When Stiles is mad, his words aim for the heart. Derek knows this about him, remembers it from all the way back when, but still. His face falls slack, like he can’t believe Stiles of all people could say that to him. That he regrets what happened between them, that he wishes he could take it all back. That’s a really shitty thing to say, but Stiles would say it again. And again.

It’s either lucky or not that someone else walks up before Derek can think of anything to say back to that. Derek is opening his mouth, Stiles would bet to say something truly unforgivable in retaliation for what Stiles had just said, but he’s cut off by a slender hand on his shoulder, a pretty girl with long blond hair and a very, very low cut dress.

She says, “Derek, who’s this?” From the tone of her voice, Stiles can tell that she’s not asking to be nice. It’s saccharine sweet, but in a way that reads distinctly false – like what she really wants to be saying is who the fuck is this stupid troll you’re talking to?

Derek looks at her, then looks back at Stiles, as though he expects the two of them standing here together to put a hole in the space time continuum or something. Stiles is waiting for him to come up with some bullshit lie about who Stiles is, or maybe even simply a half-truth; like he’s just someone from high school, he’s just some kid I used to beat the shit out of a couple times a week, he’s nobody.

Instead, Derek surprises Stiles by saying, “he’s my ex-boyfriend.” The liquor has made him brutally honest, again.

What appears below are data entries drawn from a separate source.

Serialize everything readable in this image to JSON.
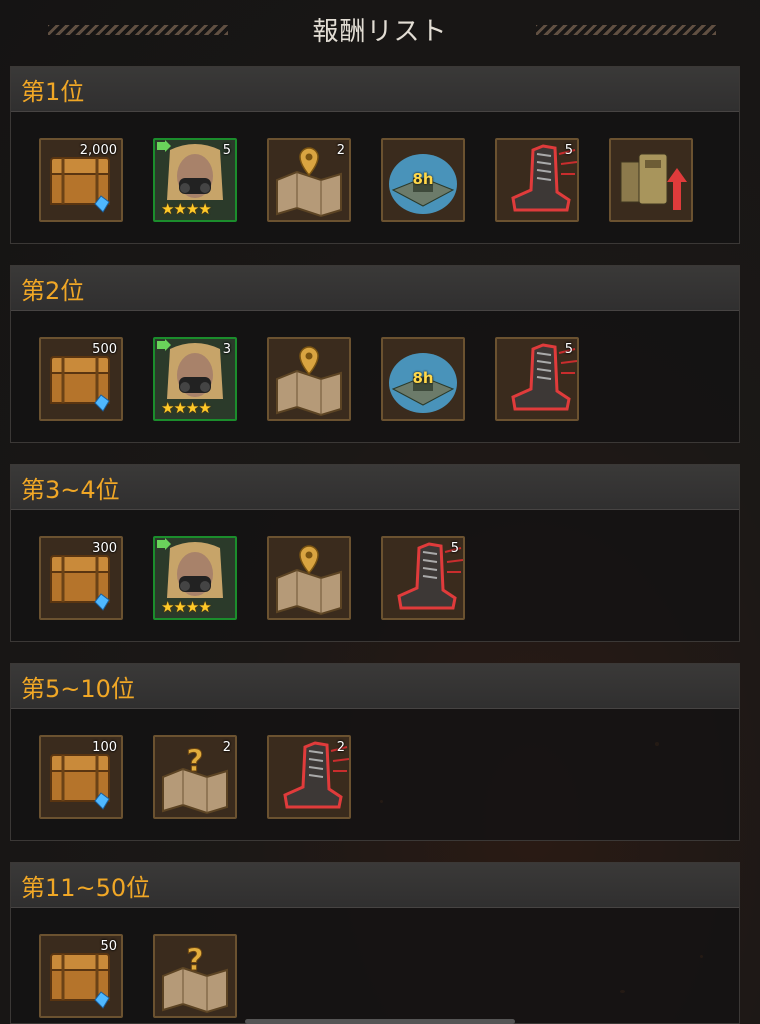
{
  "header": {
    "title": "報酬リスト"
  },
  "sections": [
    {
      "label": "第1位",
      "items": [
        {
          "type": "chest",
          "count": "2,000"
        },
        {
          "type": "hero",
          "count": "5"
        },
        {
          "type": "map-pin",
          "count": "2"
        },
        {
          "type": "dome",
          "badge": "8h"
        },
        {
          "type": "boot",
          "count": "5"
        },
        {
          "type": "upgrade",
          "count": ""
        }
      ]
    },
    {
      "label": "第2位",
      "items": [
        {
          "type": "chest",
          "count": "500"
        },
        {
          "type": "hero",
          "count": "3"
        },
        {
          "type": "map-pin",
          "count": ""
        },
        {
          "type": "dome",
          "badge": "8h"
        },
        {
          "type": "boot",
          "count": "5"
        }
      ]
    },
    {
      "label": "第3~4位",
      "items": [
        {
          "type": "chest",
          "count": "300"
        },
        {
          "type": "hero",
          "count": ""
        },
        {
          "type": "map-pin",
          "count": ""
        },
        {
          "type": "boot",
          "count": "5"
        }
      ]
    },
    {
      "label": "第5~10位",
      "items": [
        {
          "type": "chest",
          "count": "100"
        },
        {
          "type": "map-question",
          "count": "2"
        },
        {
          "type": "boot",
          "count": "2"
        }
      ]
    },
    {
      "label": "第11~50位",
      "items": [
        {
          "type": "chest",
          "count": "50"
        },
        {
          "type": "map-question",
          "count": ""
        }
      ]
    }
  ],
  "colors": {
    "accent": "#f0a726",
    "hero_border": "#1b8d2c"
  },
  "hero_stars": "★★★★"
}
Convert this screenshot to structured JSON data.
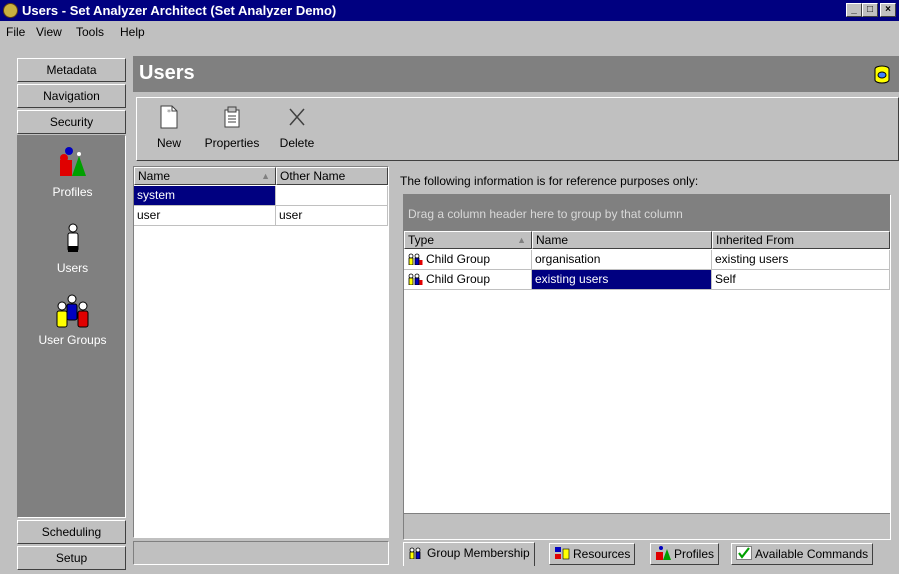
{
  "window": {
    "title": "Users - Set Analyzer Architect (Set Analyzer Demo)",
    "controls": [
      "_",
      "□",
      "×"
    ]
  },
  "menu": [
    {
      "label": "File"
    },
    {
      "label": "View"
    },
    {
      "label": "Tools"
    },
    {
      "label": "Help"
    }
  ],
  "nav": {
    "top_buttons": [
      "Metadata",
      "Navigation",
      "Security"
    ],
    "items": [
      {
        "label": "Profiles",
        "icon": "profiles-icon"
      },
      {
        "label": "Users",
        "icon": "user-icon"
      },
      {
        "label": "User Groups",
        "icon": "user-groups-icon"
      }
    ],
    "bottom_buttons": [
      "Scheduling",
      "Setup"
    ]
  },
  "header": {
    "title": "Users",
    "icon": "database-icon"
  },
  "toolbar": {
    "new": "New",
    "properties": "Properties",
    "delete": "Delete"
  },
  "userlist": {
    "columns": [
      "Name",
      "Other Name"
    ],
    "rows": [
      {
        "name": "system",
        "other": "",
        "selected": true
      },
      {
        "name": "user",
        "other": "user",
        "selected": false
      }
    ]
  },
  "info": {
    "note": "The following information is for reference purposes only:",
    "group_hint": "Drag a column header here to group by that column",
    "columns": [
      "Type",
      "Name",
      "Inherited From"
    ],
    "rows": [
      {
        "type": "Child Group",
        "name": "organisation",
        "inherited": "existing users",
        "selected": false
      },
      {
        "type": "Child Group",
        "name": "existing users",
        "inherited": "Self",
        "selected": true
      }
    ]
  },
  "tabs": [
    {
      "label": "Group Membership",
      "active": true
    },
    {
      "label": "Resources",
      "active": false
    },
    {
      "label": "Profiles",
      "active": false
    },
    {
      "label": "Available Commands",
      "active": false
    }
  ],
  "colors": {
    "titlebar": "#000080",
    "selection": "#000080",
    "panel": "#808080",
    "face": "#c0c0c0"
  }
}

The look that this girl fucking gives him in the wake of that... She looks at Stiles, up and down, head to toe, and it’s the single meanest look Stiles can honestly say he’s ever been given. This girl would give Lydia Martin a run for her money in the Bitch of the Year competition. She looks, like Stiles is a disgusting little bug, and actually has the nerve to snort. To laugh. “You’re kidding,” she says, and Stiles has had just about enough of this.

This is clearly the latest girl he’s fucking, and Stiles could not care less about her at the same time that he absolutely hates her. He says, “right, that’s my cue to leave.”

Even though Derek had every intention of having a conversation with Stiles, when Stiles starts to leave this time, Derek lets him. Why wouldn’t he? He’s got his latest squeeze there with him, all his football buddies, and he just won the game. What possible use could he have for Stiles anymore?

When he gets back to Allison and Kira, who likely had been standing there watching the entire thing with rapt attention, he barely says a word to them before he starts heading for the front door to get himself out of this house and out of this situation and as far from Derek Hale as he can possibly get. They follow, murmuring to themselves and patting Stiles on the back about just forget him, just forget about him, wow he’s an asshole, wow we hate him.

Stiles gets outside into the fresh air of the night and he feels like screaming. Or crying. Or both. The person he just spoke to in there was not the Derek that he had known when they were together – that was another person entirely.

That was someone else. Stiles had thought Derek had done the work to be better, to do better, to be who he wanted himself to be. Not just what everyone thought of him as.

But the old Derek is apparently back, maybe even worse than before.